Here is a good example of what I’m talking about - a cracking Exmoor pony from Molland Moor. His father is the adjacent pedigree licensed Exmoor stallion, Knightoncombe Royal (waiting for DNA verification). His dam is from a long line of Exmoor mares messed about through not establishing definitive, correct DNA profiles of this herd when the system was brought in. They are the ‘fall out’ of human incompetence. It is not their fault. It doesn’t make them ‘not Exmoor ponies’. While this pony, as a male, is unlikely to breed, the mares of this quality should not lose the opportunity to pass on their quality, attributes, desired characteristics, and learned and genetic behaviours, for the good of the Exmoor breed.


It’s an interesting fact that years back, Exmoor pedigree passports were happily handed out for ponies with ‘no name’ splattered across their lineage and where no DNA testing was carried out, where multi-stallions and colts ran in multi-herds and boundaries were breached. And various guesswork occurred as to who was sired by who, etc.

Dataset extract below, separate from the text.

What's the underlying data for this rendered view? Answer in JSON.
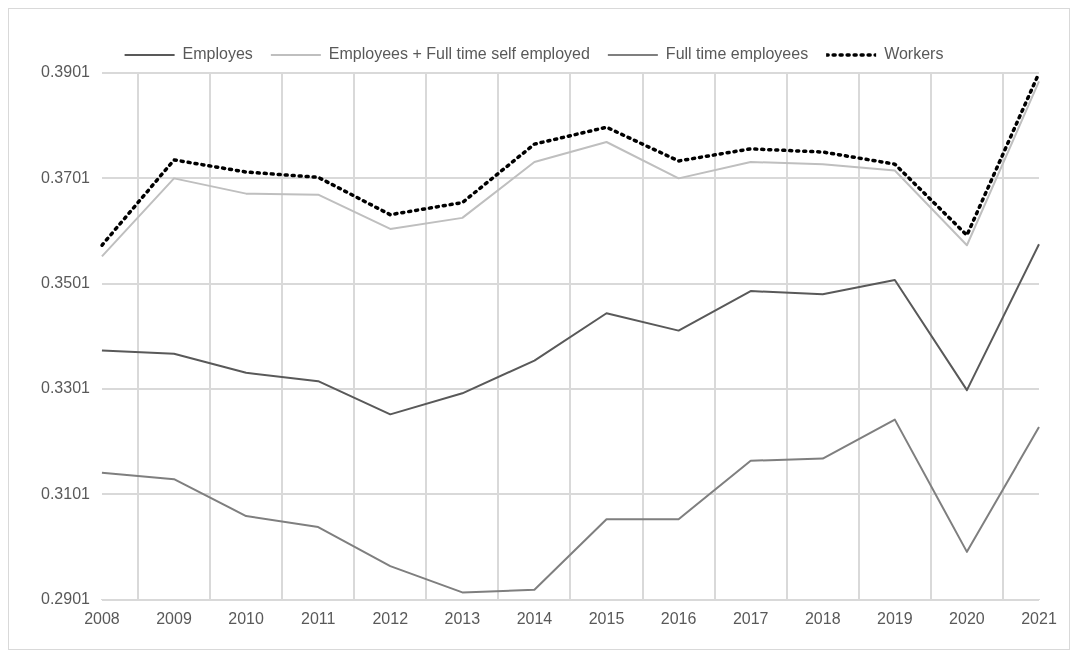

You can’t suddenly bring in an incomplete, error-ridden DNA verification system and start excluding perfectly good Exmoor ponies from being registered as ‘Exmoor ponies’.
But they did.


It is not reasonable to run a ‘Closed’ Stud Book with this level of human error and incomplete data - and with this obvious pool of good Exmoor stock outside of pedigree registration.
But they do.


Can someone please show this to the two ‘ladies’ who expressed the view at this year’s EPS AGM that Holtball Herd 11 (comprising supreme champion pedigree breeding stock) should not be allowed to advertise in the EPS Year Book (I paid about £100 for this advert) - their spurious reason being that I ‘promote non-pedigree Exmoor ponies’.
Perhaps someone can try to help them absorb and understand what I’m saying here?

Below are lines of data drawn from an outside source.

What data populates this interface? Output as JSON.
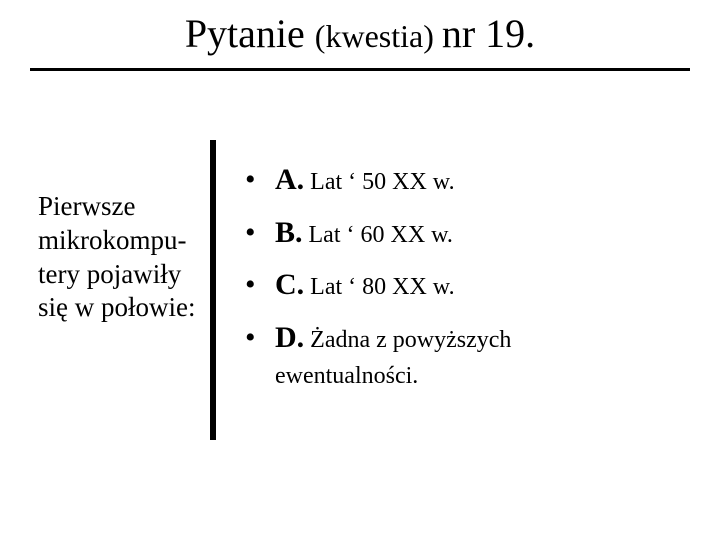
{
  "title": {
    "main": "Pytanie ",
    "sub": "(kwestia) ",
    "num": "nr 19."
  },
  "question": "Pierwsze mikrokompu-tery pojawiły się w połowie:",
  "answers": [
    {
      "letter": "A.",
      "text": " Lat ‘ 50 XX w.",
      "cont": ""
    },
    {
      "letter": "B.",
      "text": " Lat ‘ 60 XX w.",
      "cont": ""
    },
    {
      "letter": "C.",
      "text": " Lat ‘ 80 XX w.",
      "cont": ""
    },
    {
      "letter": "D.",
      "text": " Żadna z powyższych",
      "cont": "ewentualności."
    }
  ],
  "colors": {
    "fg": "#000000",
    "bg": "#ffffff"
  }
}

I’m talking about recognising and embracing Good Purebred Exmoor Ponies that are obstructed from the Closed Stud Book, often due to human error, rather than due to the fact they are not ‘Exmoor ponies’. I…am…not…talking…about…cross…breds.

(I couldn’t answer the shouts of these two ‘ladies’ at the EPS AGM, because they are part of the cabal that used corrupt processes to terminate the memberships of myself and my Exmoor moorland farmer husband from the breed society in 2014).


A recent email of mine to the EPS, saying that I didn’t object to these ‘ladies’ expressing their opinions, but I do object to being obstructed from a right to reply, was met with a speedy email from the EPS Chairman, telling me the trustees had ‘voted’ (equally speedily and through what procedure I cannot fathom) that they will not let us rejoin the breed society, or discuss...anything.

Is it the role of a breed society trustee to refuse to discuss anything with concerned  Exmoor pony breeders and block them from their own breed society? I think not.


Unlike these breed society representatives, I am perfectly willing and able to politely discuss all of this with them, at any time - for the good of the breed and to look for satisfactory solutions. What are they so afraid of?


We can do better for Exmoor ponies than this current situation. And we will.